# OpenWork UI evals

Human-readable scenarios that an LLM (or a person) can replay against a live
OpenWork instance to verify end-to-end behavior of the UI.

Each eval is:
- A short list of steps written in plain English.
- An **expected outcome** with observable signals.
- The most useful Chrome DevTools MCP calls to drive it.

They are not unit tests. They intentionally exercise the running stack
(OpenCode + OpenWork server + React UI) so regressions in wiring — not just
types — get caught.

## How to run

1. Start the Docker dev stack:
   ```bash
   packaging/docker/dev-up.sh
   ```
   Use the printed web URL (e.g. `http://localhost:50423`). The port is
   random; never hard-code `5173`/`8787`.

2. Pick a runner:
   - **Chrome DevTools MCP** (recommended). The tool names referenced in each
     flow are the `chrome-devtools_*` tools from the Chrome DevTools MCP
     server. Open the printed web URL in a fresh page via
     `chrome-devtools_new_page` and drive from there.
   - **Manual browser** — open the URL and follow the step lists by hand.

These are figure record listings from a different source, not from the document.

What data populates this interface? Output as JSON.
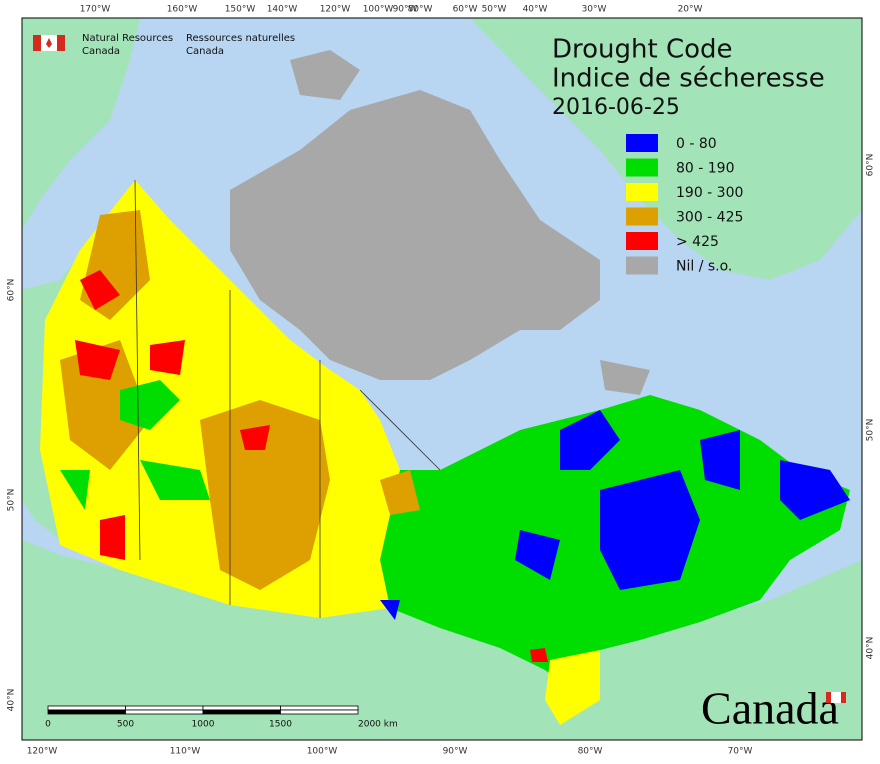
{
  "logo": {
    "en_line1": "Natural Resources",
    "en_line2": "Canada",
    "fr_line1": "Ressources naturelles",
    "fr_line2": "Canada"
  },
  "title": {
    "line1": "Drought Code",
    "line2": "Indice de sécheresse",
    "date": "2016-06-25"
  },
  "legend": [
    {
      "label": "0 - 80",
      "color": "#0000ff"
    },
    {
      "label": "80 - 190",
      "color": "#00dd00"
    },
    {
      "label": "190 - 300",
      "color": "#ffff00"
    },
    {
      "label": "300 - 425",
      "color": "#dda000"
    },
    {
      "label": "> 425",
      "color": "#ff0000"
    },
    {
      "label": "Nil / s.o.",
      "color": "#a8a8a8"
    }
  ],
  "graticule": {
    "top": [
      "170°W",
      "160°W",
      "150°W",
      "140°W",
      "120°W",
      "100°W",
      "90°W",
      "80°W",
      "60°W",
      "50°W",
      "40°W",
      "30°W",
      "20°W"
    ],
    "bottom": [
      "120°W",
      "110°W",
      "100°W",
      "90°W",
      "80°W",
      "70°W"
    ],
    "left": [
      "60°N",
      "50°N",
      "40°N"
    ],
    "right": [
      "60°N",
      "50°N",
      "40°N"
    ]
  },
  "scale_bar": {
    "labels": [
      "0",
      "500",
      "1000",
      "1500",
      "2000 km"
    ]
  },
  "wordmark": "Canada"
}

3. Walk each eval top-to-bottom. Only mark ✅ when every expected signal is
   visible. Capture a screenshot with `chrome-devtools_take_screenshot` if you
   want evidence.

4. Stop the stack with the exact `docker compose -p openwork-dev-... down`
   line printed by `dev-up.sh`.

## Conventions

- Selectors in the steps are descriptive, not CSS. Resolve them via
  `chrome-devtools_take_snapshot` and click by `uid`.
- When asked to "wait for X", use `chrome-devtools_wait_for` with the exact
  visible text. Keep the text short and unique.
- If a step expects a connected provider and the stack shows none, note it
  as an environment limitation, not an eval failure.

## Files

- [`react-session-flows.md`](./react-session-flows.md) — the 9 core
  session/settings flows verified during the React port cutover.